Department of Pediatrics, UT Southwestern Medical Center, Dallas, Texas, USA.
Neurosciences and Cellular and Structural Biology Division, Eunice Kennedy Shriver National Institute of Child Health and Human Development, NIH, Bethesda, Maryland, USA.
J Clin Invest. 2023 May 15;133(10):e164575. doi: 10.1172/JCI164575.
Spastic paraplegia 50 (SPG50) is an ultrarare childhood-onset neurological disorder caused by biallelic loss-of-function variants in the AP4M1 gene. SPG50 is characterized by progressive spastic paraplegia, global developmental delay, and subsequent intellectual disability, secondary microcephaly, and epilepsy. We preformed preclinical studies evaluating an adeno-associated virus (AAV)/AP4M1 gene therapy for SPG50 and describe in vitro studies that demonstrate transduction of patient-derived fibroblasts with AAV2/AP4M1, resulting in phenotypic rescue. To evaluate efficacy in vivo, Ap4m1-KO mice were intrathecally (i.t.) injected with 5 × 1011, 2.5 × 1011, or 1.25 × 1011 vector genome (vg) doses of AAV9/AP4M1 at P7-P10 or P90. Age- and dose-dependent effects were observed, with early intervention and higher doses achieving the best therapeutic benefits. In parallel, three toxicology studies in WT mice, rats, and nonhuman primates (NHPs) demonstrated that AAV9/AP4M1 had an acceptable safety profile up to a target human dose of 1 × 1015 vg. Of note, similar degrees of minimal-to-mild dorsal root ganglia (DRG) toxicity were observed in both rats and NHPs, supporting the use of rats to monitor DRG toxicity in future i.t. AAV studies. These preclinical results identify an acceptably safe and efficacious dose of i.t.-administered AAV9/AP4M1, supporting an investigational gene transfer clinical trial to treat SPG50.

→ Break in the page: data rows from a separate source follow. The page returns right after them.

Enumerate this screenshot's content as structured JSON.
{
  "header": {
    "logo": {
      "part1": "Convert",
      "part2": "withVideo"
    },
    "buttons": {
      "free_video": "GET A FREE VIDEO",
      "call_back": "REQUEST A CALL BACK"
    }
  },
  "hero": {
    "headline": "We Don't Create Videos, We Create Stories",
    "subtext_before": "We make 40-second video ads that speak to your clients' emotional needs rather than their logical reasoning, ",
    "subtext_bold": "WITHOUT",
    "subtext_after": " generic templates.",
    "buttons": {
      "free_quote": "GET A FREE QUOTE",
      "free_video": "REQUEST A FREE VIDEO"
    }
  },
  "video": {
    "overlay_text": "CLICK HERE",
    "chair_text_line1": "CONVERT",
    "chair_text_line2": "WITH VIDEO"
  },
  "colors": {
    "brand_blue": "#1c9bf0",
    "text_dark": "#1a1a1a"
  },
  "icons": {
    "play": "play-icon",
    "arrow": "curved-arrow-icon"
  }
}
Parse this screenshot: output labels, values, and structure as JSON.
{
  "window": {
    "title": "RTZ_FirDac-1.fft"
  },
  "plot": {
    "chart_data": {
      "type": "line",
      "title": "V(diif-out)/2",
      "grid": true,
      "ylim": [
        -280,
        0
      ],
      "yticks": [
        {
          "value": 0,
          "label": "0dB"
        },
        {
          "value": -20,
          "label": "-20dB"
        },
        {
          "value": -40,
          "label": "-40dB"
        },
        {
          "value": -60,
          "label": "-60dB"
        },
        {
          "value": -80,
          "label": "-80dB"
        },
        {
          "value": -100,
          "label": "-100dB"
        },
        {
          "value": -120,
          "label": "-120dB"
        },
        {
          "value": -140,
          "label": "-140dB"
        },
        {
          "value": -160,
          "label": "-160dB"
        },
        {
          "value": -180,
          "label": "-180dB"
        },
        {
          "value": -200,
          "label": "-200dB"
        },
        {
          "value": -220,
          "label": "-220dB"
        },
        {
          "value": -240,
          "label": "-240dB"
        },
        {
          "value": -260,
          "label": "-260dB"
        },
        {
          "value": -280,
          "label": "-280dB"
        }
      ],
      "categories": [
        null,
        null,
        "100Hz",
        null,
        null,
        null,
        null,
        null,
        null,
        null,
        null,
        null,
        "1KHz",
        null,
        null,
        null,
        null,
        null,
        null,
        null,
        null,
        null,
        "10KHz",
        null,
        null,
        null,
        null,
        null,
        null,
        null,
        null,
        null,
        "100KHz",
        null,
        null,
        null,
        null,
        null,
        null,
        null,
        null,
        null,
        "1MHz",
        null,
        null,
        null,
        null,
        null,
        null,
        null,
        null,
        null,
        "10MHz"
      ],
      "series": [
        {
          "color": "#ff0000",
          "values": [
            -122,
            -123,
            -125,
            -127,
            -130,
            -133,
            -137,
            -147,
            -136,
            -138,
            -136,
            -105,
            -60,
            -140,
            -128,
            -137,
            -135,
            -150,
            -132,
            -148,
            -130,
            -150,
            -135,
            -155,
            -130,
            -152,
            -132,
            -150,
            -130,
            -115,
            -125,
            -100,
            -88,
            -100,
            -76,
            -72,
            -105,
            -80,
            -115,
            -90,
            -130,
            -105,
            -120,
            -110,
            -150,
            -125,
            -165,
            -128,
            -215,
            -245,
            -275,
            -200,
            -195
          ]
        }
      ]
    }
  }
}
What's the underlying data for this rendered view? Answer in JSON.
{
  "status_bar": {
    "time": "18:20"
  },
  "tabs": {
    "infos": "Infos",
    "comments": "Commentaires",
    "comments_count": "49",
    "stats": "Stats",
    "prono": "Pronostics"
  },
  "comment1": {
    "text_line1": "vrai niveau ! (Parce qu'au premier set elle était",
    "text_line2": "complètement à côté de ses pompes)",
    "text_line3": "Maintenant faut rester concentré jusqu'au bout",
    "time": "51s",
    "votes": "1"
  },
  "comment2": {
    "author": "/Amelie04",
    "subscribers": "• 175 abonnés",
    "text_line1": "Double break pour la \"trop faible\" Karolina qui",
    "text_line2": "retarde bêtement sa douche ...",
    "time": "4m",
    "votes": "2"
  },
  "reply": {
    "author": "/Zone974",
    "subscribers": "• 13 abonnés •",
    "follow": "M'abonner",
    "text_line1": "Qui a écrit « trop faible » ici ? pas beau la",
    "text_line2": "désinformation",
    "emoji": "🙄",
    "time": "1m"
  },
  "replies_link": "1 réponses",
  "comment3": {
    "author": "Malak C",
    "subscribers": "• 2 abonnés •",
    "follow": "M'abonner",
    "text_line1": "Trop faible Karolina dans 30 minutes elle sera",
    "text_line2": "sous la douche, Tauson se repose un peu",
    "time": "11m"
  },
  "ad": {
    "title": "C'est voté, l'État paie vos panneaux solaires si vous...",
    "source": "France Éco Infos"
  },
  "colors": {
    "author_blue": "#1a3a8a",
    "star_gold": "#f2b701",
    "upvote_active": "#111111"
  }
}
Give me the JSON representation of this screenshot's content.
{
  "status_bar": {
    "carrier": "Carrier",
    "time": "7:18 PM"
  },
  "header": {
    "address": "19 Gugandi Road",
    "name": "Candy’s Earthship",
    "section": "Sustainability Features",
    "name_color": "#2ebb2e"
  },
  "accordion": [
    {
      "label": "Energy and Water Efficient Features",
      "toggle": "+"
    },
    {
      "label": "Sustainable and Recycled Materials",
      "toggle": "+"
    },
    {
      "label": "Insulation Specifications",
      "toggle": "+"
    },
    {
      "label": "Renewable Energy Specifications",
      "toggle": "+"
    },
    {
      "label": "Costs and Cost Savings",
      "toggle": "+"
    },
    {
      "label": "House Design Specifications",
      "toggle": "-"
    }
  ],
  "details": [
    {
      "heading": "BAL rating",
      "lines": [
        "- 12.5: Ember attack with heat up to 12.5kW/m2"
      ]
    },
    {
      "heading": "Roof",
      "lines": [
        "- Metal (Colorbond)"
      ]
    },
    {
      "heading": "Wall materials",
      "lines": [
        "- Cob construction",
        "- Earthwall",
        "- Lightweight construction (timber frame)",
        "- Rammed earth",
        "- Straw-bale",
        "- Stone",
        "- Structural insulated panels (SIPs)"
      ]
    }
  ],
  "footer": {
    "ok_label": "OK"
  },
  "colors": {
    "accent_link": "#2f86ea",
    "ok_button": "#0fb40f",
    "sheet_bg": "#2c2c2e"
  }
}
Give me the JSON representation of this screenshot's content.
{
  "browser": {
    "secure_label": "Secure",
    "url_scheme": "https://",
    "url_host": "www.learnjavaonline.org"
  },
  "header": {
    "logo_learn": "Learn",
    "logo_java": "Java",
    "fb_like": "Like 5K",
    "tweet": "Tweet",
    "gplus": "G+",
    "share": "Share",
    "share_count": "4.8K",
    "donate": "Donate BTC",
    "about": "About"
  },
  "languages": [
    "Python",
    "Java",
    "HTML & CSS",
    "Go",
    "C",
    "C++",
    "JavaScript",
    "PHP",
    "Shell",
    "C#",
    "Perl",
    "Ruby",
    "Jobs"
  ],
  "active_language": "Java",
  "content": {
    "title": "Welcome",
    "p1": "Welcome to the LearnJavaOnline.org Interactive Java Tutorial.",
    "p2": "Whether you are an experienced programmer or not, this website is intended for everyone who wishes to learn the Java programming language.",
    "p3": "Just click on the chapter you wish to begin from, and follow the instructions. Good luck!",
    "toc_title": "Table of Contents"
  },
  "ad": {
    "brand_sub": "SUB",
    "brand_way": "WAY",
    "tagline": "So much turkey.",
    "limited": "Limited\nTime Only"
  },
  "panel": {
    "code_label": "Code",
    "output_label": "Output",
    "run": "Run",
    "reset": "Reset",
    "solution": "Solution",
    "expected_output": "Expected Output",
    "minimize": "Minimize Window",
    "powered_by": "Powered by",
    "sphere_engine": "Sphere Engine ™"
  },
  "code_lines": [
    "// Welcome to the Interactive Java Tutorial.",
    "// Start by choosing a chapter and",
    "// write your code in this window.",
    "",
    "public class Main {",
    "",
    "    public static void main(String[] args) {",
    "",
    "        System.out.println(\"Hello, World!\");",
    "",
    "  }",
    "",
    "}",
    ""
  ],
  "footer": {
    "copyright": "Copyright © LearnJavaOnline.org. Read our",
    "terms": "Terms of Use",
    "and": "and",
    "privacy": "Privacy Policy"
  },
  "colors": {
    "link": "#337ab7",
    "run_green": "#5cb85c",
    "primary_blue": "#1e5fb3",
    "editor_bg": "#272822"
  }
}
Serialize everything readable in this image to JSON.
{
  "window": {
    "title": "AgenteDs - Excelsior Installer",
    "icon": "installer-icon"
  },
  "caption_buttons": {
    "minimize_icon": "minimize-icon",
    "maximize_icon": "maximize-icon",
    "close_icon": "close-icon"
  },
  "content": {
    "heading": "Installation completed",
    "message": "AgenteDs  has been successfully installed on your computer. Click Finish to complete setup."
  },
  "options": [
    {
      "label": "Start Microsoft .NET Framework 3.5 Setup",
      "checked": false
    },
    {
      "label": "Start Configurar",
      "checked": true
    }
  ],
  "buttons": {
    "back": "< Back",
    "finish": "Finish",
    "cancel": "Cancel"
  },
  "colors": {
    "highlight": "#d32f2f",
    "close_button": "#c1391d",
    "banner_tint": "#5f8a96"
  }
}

痉挛性截瘫 50 型(SPG50)是一种极为罕见的儿童期起病的神经退行性疾病,由 AP4M1 基因的双等位基因功能丧失变异引起。SPG50 的特征是进行性痉挛性截瘫、全面发育迟缓,随后出现智力残疾、继发性小头畸形和癫痫。我们进行了腺相关病毒(AAV)/AP4M1 基因治疗 SPG50 的临床前研究,并描述了体外研究,表明 AAV2/AP4M1 可转导患者来源的成纤维细胞,从而实现表型挽救。为了评估体内疗效,Ap4m1-KO 小鼠在 P7-P10 或 P90 时鞘内(i.t.)注射 5×1011、2.5×1011 或 1.25×1011 病毒基因组(vg)剂量的 AAV9/AP4M1。观察到年龄和剂量依赖性效应,早期干预和高剂量可获得最佳治疗效果。同时,在 WT 小鼠、大鼠和非人灵长类动物(NHPs)中进行的三项毒理学研究表明,AAV9/AP4M1 的安全性可接受,最高可达 1×1015 vg 的目标人体剂量。值得注意的是,在大鼠和 NHPs 中均观察到相似程度的最小至轻度背根神经节(DRG)毒性,支持使用大鼠在未来的 i.t. AAV 研究中监测 DRG 毒性。这些临床前结果确定了 i.t. 给予 AAV9/AP4M1 的可接受的安全有效剂量,支持开展治疗 SPG50 的基因治疗临床试验。